Ebola : une faillite morale du capitalisme

, par BATOU Jean

Certaines chauves-souris d’Afrique subsaharienne sont sans doute le réservoir du virus Filoviridae Ebola, un germe formé d’une dizaine de protéines, identifié pour la première fois en 1976 ; on en connaît aujourd’hui cinq types, dont celui apparu pour la première fois au Zaïre (aujourd’hui RDC), que l’on retrouve actuellement en Afrique occidentale. Ce sont ces mammifères volants qui le transmettent aux singes et à d’autres animaux, et peut-être même directement à l’homme, avant que cet agent pathogène ne provoque des épidémies récurrentes d’une fièvre mortelle. Les premiers symptômes d’Ebola sont de type grippaux, avant de provoquer une asthénie, des diarrhées, des vomissements et souvent des hémorragies, ce qui n’interdit pas les confondre avec ceux d’autres affections. Elle cause la mort en une dizaine de jours dans plus d’un cas sur deux.

Ebola et accaparement de terres

Depuis la première irruption d’Ebola en République Démocratique du Congo, une vingtaine d’épidémies ont touché une dizaine de pays, d’abord dans la bassin du fleuve Congo (Ebola est le nom d’un affluent du Congo), puis plus récemment en Afrique occidentale, en particulier en Guinée, au Liberia, en Sierra Leone et au Nigeria. Pourtant, il est d’ores et déjà probable que la dernière irruption de cette maladie fasse plus de victimes, que l’ensemble des épidémies recensées jusqu’ici (2345 morts de 1976 à 2013). En effet, pour la première fois, elle s’est frayée un chemin vers des centres urbains importants, dont Conakry (Guinée), Monrovia (Liberia) et Freetown (Sierra Leone). Notons encore que ce sont les femmes qui paient le plus lourd tribut à ce virus, parce que ce sont elles qui prodiguent le plus de soins aux malades.

Comment expliquer la transmission à l’homme de ce germe, précédemment confiné à la faune sauvage ? Une telle contamination s’explique dans le contexte de l’exploitation économique de plus en plus intense de la savane africaine, une vaste zone de 400 millions d’hectares, du Sénégal à l’Afrique du Sud, que la FAO et la Banque mondiale présentent comme le nouvel eldorado agricole mondial. Le recul de la petite agriculture paysanne au profit de l’agrobusiness d’exportation, le déracinement de millions de petits producteurs paupérisés et la concentration des terres entre les mains de grandes sociétés internationales en sont les conséquences les plus connues.

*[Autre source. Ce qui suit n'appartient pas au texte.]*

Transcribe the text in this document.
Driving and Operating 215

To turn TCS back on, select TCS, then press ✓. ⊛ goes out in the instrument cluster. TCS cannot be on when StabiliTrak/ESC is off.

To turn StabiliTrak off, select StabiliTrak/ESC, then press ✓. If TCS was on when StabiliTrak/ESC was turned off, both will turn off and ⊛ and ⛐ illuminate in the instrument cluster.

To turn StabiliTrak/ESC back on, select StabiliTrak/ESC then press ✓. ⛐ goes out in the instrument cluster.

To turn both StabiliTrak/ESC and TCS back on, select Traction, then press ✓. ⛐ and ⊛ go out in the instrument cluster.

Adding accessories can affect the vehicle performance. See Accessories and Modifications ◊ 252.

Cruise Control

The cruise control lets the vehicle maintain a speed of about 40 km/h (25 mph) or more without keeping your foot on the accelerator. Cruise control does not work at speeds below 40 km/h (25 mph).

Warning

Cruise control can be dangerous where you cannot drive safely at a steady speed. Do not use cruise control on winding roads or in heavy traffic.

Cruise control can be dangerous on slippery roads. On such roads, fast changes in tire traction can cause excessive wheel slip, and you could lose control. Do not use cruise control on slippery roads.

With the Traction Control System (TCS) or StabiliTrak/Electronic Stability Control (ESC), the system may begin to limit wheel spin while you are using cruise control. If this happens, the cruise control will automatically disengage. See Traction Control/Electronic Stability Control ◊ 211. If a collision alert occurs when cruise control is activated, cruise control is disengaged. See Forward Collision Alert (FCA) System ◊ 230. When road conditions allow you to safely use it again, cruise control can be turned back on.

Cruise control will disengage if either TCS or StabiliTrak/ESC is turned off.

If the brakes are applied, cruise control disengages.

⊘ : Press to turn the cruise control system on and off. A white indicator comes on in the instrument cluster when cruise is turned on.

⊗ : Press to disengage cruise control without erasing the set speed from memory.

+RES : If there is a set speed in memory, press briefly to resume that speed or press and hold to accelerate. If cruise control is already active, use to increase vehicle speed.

Ces manifestations de l’accumulation par dépossession sont en plein essor dans les pays touchés actuellement par le virus Ebola. Elles se traduisent par le défrichement de vastes zones, entraînant la mise en contact de communautés villageoises précarisées avec des nutriments potentiellement dangereux qu’elles vont chercher toujours plus loin au cœur des forêts tropicales. Leurs carences en protéines les poussent en effet à consommer plus de « viandes de brousse » – singes, petits rongeurs, chauves-souris, etc. – qui les exposent à des agents pathogènes nouveaux. La déforestation et peut-être le réchauffement climatique global semblent avoir accentué aussi l’aridité et la durée de la saison sèche, deux facteurs favorables, semble-t-il, au déclenchement des épidémies. Elle peut aussi avoir favorisé la migration et la dispersion de colonies de chauve-souris porteuses du virus.